Backing up volumes from host vs from the inside of the container

The official docker documentation suggests as a good practice to backup the entire docker volume as it is.

When you need to back up, restore, or migrate data from one Docker host to another, volumes are a better choice. You can stop containers using the volume, then back up the volume’s directory (such as /var/lib/docker/volumes/).

At the same time the docs state that one should must not modify volumes under no circumstance. And restoring a volume manually into the /var/lib/docker/volumes/ violates that warning. So these two statements seem to be contradictory to me.

Volumes are stored in a part of the host filesystem which is managed by Docker (/var/lib/docker/volumes/ on Linux). Non-Docker processes should not modify this part of the filesystem.

Questions:

  • Is it really safe to backup and restore volumes in that fashion between different versions of docker runtime?
  • Do volumes have some inner structure that is dependent on the runtime version? Or are they just regular files?
  • Is it safer to mount the volume to some container and backup it's data from the inside of the container?

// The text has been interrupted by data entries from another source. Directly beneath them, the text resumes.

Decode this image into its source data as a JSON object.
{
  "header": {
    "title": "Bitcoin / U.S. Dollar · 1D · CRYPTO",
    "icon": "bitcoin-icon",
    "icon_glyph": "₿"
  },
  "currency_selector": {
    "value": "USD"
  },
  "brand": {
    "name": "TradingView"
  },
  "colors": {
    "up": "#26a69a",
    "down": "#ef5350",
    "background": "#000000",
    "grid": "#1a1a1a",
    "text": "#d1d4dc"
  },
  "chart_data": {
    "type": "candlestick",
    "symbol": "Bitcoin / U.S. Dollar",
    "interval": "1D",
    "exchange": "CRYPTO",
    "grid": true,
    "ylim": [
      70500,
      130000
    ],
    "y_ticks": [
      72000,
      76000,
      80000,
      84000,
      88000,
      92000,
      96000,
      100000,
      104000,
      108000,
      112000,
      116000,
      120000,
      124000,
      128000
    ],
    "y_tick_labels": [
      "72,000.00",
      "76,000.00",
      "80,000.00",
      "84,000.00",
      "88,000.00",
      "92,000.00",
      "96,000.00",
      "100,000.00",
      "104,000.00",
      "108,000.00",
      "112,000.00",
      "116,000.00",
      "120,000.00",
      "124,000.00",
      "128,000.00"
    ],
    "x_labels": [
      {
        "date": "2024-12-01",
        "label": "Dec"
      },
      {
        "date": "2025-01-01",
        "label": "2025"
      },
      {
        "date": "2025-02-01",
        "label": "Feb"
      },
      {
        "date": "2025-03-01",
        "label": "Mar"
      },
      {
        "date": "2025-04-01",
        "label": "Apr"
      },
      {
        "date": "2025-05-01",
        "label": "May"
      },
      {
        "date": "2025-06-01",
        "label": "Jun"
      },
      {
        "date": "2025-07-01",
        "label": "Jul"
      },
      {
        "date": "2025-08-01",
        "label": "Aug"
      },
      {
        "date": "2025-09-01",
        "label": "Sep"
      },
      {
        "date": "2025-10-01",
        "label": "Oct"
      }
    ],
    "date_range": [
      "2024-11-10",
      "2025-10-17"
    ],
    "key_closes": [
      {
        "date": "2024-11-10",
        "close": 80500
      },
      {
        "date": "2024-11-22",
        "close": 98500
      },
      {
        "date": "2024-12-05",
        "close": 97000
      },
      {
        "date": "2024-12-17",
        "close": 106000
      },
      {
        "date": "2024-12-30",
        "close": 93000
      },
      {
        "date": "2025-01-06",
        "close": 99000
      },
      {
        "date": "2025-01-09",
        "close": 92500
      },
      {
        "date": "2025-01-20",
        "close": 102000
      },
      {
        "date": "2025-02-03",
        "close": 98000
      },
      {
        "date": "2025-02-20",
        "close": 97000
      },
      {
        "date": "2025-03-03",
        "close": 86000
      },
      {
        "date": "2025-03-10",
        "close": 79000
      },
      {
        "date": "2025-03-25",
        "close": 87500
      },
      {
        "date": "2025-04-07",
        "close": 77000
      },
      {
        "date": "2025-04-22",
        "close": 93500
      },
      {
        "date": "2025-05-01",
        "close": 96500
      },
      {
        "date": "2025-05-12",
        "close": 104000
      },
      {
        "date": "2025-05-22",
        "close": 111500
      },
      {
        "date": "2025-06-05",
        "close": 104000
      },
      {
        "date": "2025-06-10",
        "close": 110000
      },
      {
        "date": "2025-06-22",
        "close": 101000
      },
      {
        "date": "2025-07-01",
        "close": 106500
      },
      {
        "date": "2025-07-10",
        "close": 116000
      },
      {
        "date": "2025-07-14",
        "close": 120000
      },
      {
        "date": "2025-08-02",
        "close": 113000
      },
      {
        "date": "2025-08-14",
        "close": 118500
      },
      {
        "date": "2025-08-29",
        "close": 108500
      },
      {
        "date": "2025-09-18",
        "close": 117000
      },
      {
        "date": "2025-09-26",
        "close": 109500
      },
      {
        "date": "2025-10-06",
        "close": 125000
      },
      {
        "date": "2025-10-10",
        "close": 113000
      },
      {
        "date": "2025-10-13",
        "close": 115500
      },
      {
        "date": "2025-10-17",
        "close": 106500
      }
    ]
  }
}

This is a complex question and as these things go, the answer is "it depends". The primary factors that relate to the question are the filesystem driver and the volume of activity within the docker daemon's scope. Assuming a "vanilla" situation with low volume writes, you should be relatively safe backing up /var/lib/docker directly; however, this is equivalent to backing up any running system that manages transient state (risks could be unfinished writes, for example).

Ultimately, processes running in a container context are still regular processes... so, it depends on the contained app, the frequency of disk writes, and the filesystem driver itself.

From an operational perspective, stopping the container or the main writer process within it would be prudent before backing it up.